29 de Junio

San Pedro Apóstol

Pedro Cantero
Mercabá, 29 junio 2024

         Nació el 10 a.C en Betsaida (Galilea), en una aldea marina tendida sobre la ribera norte del lago Tiberiades, donde vivía con su esposa dedicado a las tareas de la pesca. Su nombre de nacimiento era el de Simón bar Joná (hijo de Jonás), hasta que llegó el momento de conocer a Jesucristo (ca. 27 d.C) y pasó a llamarse en adelante Cefas (lit. Piedra, fam. Pedro).

         Es el evangelista Juan el que nos narra ese 1º encuentro entre Jesús y Pedro, con la simplicidad de estas palabras: "Andrés halla a su hermano Simón y le dice: Hemos hallado al Mesías. Y llevóle a Jesús". Poniendo entonces en él los ojos, le dijo Jesús: "Tú eres Simón, hijo de Juan. Pero tú te llamarás Cefas" (Jn 1, 41-42). Jamás olvidaría Pedro esa mirada y esa delicadeza exquisita de Jesús. Tiempo adelante, el porvenir nos daría la clave y el sentido de ese cambio de nombre, y confirmaría el vaticinio de Jesús.

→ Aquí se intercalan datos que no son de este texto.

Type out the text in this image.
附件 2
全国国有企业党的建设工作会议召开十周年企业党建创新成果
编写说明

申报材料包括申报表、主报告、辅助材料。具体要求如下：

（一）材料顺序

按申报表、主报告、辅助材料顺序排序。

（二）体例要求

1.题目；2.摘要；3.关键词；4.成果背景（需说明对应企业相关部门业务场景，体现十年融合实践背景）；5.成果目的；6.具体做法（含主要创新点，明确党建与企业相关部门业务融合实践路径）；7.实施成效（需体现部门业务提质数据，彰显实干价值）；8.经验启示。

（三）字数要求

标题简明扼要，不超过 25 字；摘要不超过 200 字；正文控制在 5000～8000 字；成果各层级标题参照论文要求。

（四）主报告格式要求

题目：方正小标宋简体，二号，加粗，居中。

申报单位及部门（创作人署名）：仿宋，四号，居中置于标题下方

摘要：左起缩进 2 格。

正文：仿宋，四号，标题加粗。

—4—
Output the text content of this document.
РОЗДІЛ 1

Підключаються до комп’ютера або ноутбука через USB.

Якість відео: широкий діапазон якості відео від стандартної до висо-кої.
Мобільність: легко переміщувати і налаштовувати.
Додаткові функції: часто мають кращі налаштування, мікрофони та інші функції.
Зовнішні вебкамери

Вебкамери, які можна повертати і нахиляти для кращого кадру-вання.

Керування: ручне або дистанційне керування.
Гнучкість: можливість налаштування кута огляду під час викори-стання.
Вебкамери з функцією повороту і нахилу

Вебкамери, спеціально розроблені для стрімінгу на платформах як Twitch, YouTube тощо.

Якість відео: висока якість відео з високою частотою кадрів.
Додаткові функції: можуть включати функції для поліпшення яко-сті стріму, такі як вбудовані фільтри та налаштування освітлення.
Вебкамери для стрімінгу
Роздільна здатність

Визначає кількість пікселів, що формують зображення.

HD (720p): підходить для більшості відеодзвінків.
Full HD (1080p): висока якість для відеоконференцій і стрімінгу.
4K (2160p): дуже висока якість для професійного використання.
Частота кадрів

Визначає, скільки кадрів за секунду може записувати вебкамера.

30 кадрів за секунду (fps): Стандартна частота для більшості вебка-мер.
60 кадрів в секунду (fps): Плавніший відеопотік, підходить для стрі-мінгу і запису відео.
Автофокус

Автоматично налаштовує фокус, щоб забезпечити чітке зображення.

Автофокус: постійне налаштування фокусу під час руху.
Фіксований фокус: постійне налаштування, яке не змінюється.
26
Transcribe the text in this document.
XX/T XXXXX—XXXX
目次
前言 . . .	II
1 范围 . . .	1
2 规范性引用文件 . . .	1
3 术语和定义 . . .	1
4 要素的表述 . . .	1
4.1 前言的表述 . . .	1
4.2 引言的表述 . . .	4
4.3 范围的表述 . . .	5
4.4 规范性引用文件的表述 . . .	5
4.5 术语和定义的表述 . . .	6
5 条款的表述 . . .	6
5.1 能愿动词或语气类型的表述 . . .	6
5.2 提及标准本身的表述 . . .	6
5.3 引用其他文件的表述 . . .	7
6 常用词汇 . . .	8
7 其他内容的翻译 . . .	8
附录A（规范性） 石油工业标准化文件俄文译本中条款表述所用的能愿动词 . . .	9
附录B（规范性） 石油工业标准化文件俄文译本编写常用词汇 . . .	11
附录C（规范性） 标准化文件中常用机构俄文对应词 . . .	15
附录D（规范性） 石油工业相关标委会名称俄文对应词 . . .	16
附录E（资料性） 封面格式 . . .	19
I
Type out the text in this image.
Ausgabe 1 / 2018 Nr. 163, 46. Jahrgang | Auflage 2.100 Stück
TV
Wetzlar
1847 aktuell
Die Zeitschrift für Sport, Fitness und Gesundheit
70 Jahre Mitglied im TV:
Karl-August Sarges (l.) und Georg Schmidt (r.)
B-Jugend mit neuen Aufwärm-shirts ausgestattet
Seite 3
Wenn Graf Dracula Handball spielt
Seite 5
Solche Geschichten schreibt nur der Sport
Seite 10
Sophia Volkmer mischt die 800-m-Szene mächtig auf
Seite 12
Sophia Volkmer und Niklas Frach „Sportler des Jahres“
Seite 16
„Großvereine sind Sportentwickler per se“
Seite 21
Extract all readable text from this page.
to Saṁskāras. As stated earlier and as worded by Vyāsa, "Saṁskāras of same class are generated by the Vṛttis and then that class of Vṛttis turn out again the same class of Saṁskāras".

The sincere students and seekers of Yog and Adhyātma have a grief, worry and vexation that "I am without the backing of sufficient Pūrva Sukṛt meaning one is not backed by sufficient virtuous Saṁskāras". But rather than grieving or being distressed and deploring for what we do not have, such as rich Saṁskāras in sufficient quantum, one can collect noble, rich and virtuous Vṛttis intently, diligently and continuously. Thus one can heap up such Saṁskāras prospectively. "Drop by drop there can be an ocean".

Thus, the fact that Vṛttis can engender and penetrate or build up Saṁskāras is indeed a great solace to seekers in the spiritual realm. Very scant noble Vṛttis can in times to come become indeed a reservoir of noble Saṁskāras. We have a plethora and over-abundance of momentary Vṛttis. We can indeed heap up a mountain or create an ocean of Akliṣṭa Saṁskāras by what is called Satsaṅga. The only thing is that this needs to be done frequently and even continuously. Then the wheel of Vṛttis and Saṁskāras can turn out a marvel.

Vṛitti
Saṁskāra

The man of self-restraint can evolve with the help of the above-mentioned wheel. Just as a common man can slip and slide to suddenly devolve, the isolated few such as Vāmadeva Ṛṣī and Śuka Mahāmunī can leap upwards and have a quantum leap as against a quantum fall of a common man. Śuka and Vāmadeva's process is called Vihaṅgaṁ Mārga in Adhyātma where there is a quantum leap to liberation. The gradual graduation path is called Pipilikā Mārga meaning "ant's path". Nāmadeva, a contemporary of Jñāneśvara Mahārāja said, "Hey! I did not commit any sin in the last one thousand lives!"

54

         A pesar del laconismo biográfico del evangelio, podemos formarnos una idea clara de la fisonomía de Pedro. En 1º lugar, que era vehemente y franco por temperamento, así como presuntuoso, transparente y casi infantil en sus espontáneas reacciones, con un corazón generoso y grande que le hacía leal y entrañable para sus amigos. Y en 2º lugar, que a la 1ª llamada de Jesús, ahí estuvo Pedro con su corazón desprendido, abandonando todo lo que tenía (que no era mucho) para seguir a Jesús.

         Poco, ciertamente, es lo que dejó Pedro por seguir a Jesús. Pero era todo lo que tenía, que decidió dejar por seguir a su Maestro.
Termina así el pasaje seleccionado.